Despite all the hoopla, gambling on the meet was light, though spectators got a couple of payoffs nonetheless. Michael Johnson, a 1-to-5 favorite, set a world indoor record of 44.97 seconds in the 400 meters, and Jackie Joyner-Kersee, who went off at even money, ran 6.67 to break the U.S. indoor mark for the 50-meter hurdles. Those are the sorts of numbers American track should be betting on.
How bad are things going for the Philadelphia 76ers this season? Well, as of Monday the Sixers had lost 18 of their last 22 games—scoring an average of just under 97 points during that stretch—and appeared headed for their worst offensive season since 1955-56. Given such anemic numbers, perhaps it's fitting that after a recent Philly loss to the Atlanta Hawks, the headline in The New York Times read HAWKS 107, 75ERS 92.
Far be it from us to second-guess Bora Milutinovic, the coach who last summer guided the U.S. out of the first round of the World Cup. Even farther be it from us to suggest that anyone could have tended goal for the U.S. team better than Tony Meola, whose sangfroid was essential to the team's advancing. But it's curious how the careers of Meola and Brad Friedel, his understudy, have stalled—while those of two goalkeepers that Milutinovic overlooked, Kasey Keller and Juergen Sommer, have prospered.
Friedel signed with Newcastle United of England's Premier League but was denied a work permit in the U.K. and is now back home in Ohio, waiting for his agent to sort things out. Meola spent much of his first post-Cup winter with the Buffalo Blizzard of the indoor National Professional Soccer League—which is like going from Carnegie Hall to a grade-school recital—and had mixed success in 11 games. He has since signed to play this summer with the Long Island Rough Riders of the outdoor, but no less small-time, United States Independent Soccer League. Earlier this month he left the Blizzard to begin a five-week run in the off-Broadway show Tony N' Tina's Wedding, where, in a stretch, he's playing Tony, a role pioneered by another Italian-American has-been athlete, Lee Mazzilli.

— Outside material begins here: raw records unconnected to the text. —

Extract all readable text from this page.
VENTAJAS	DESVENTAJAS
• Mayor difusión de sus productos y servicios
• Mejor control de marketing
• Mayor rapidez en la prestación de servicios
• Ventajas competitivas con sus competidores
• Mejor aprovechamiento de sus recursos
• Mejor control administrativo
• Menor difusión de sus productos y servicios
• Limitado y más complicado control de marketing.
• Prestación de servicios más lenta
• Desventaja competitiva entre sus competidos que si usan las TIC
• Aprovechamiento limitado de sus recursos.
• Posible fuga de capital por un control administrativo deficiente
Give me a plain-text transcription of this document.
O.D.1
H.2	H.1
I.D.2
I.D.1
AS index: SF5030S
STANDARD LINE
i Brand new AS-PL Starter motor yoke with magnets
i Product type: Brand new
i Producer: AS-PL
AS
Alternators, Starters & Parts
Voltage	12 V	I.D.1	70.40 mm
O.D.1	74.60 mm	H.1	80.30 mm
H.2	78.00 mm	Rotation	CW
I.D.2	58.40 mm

Meanwhile, even as Keller and Sommer remain two names that fans in the U.S. have probably never heard of, each is an established player in England's First Division. Keller recently had three straight clean sheets, or shutouts, for Millwall, which is now in the round of 16 of the FA Cup, the English equivalent of the NFL playoffs. As for Sommer, he led Luton Town into last season's FA Cup semis. Given their success, one has to wonder if Meola shouldn't be climbing onto a different stage.